Filthy Food
Filth levels from U.S. Food and Drug Administration
- Chocolate; Chocolate Liquor
Up to 60 microscopic insect fragments per six 100-gram samples of up to 90 fragments in one sample; or an average of more than one rodent hair in a set of six samples or up to four hairs in any one sample.
- Coffee Beans
Ten percent insect-infested, or moldy.
- Fig Paste
Thirteen insect heads in two 100-gram samples.
- Fish (Fresh Frozen)
Five percent of fish or fillets with "definite odor of decomposition" over 25 percent of fish area; or 20 percent of the fish with "slight odor of decomposition" over 25 percent of fish area.
- Mushrooms (Canned)
Up to 20 maggots per 100 grams of drained mushrooms; up to 5 maggots 2 millimeters or longer or 75 mites.
- Peanut Butter
Average of 50 or more insect fragments per 100 grams. Average of one or more rodent hairs per 100 grams.
- Pepper
Average of 1 percent insect-infested or moldy by weight; or 1 percent excreta per pound.
- Popcorn
Either one rodent pellet per sample or one rodent hair per two samples; or two rodent hairs per pound or 20 gnawed grains per pound, and hairs in 50 percent of samples. Popcorn may contain up to 5 percent field corn by weight.

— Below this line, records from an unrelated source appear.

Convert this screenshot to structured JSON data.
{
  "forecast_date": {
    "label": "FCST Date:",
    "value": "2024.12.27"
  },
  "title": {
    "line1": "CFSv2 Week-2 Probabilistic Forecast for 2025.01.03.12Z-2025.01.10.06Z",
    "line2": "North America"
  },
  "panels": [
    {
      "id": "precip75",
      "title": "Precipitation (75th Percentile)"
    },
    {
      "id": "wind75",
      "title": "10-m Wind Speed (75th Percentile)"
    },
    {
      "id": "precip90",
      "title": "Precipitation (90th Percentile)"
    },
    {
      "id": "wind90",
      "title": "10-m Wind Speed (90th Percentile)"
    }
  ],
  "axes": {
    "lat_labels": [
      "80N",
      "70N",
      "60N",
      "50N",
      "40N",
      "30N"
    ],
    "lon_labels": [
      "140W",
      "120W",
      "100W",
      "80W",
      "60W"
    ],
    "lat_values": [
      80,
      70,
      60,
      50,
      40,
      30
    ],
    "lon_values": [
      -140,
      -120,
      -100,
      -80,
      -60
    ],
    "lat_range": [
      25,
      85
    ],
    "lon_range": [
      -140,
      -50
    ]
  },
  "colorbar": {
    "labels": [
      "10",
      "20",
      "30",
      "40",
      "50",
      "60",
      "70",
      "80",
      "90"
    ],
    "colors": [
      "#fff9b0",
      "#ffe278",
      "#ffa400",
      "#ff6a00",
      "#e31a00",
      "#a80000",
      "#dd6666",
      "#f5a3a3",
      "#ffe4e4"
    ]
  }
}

- Spinach (Canned or Frozen)
In 100 gram samples, either 50 aphids, thrips, or mites, or 8 leaf miners; or in 24 pounds, 2 spinach worms, or worm fragments, whose total length is 12 millimeters.
- Strawberries (Frozen, Whole, Sliced)
Mold count of 55 percent in half of the samples.
- Tomato Paste (Pizza and Other Sauces)
In 100-gram samples, either 30 fly eggs or 15 eggs plus one larva; two larva per twelve samples; or mold count averaging 40 percent (30 percent for pizza sauce) in six samples.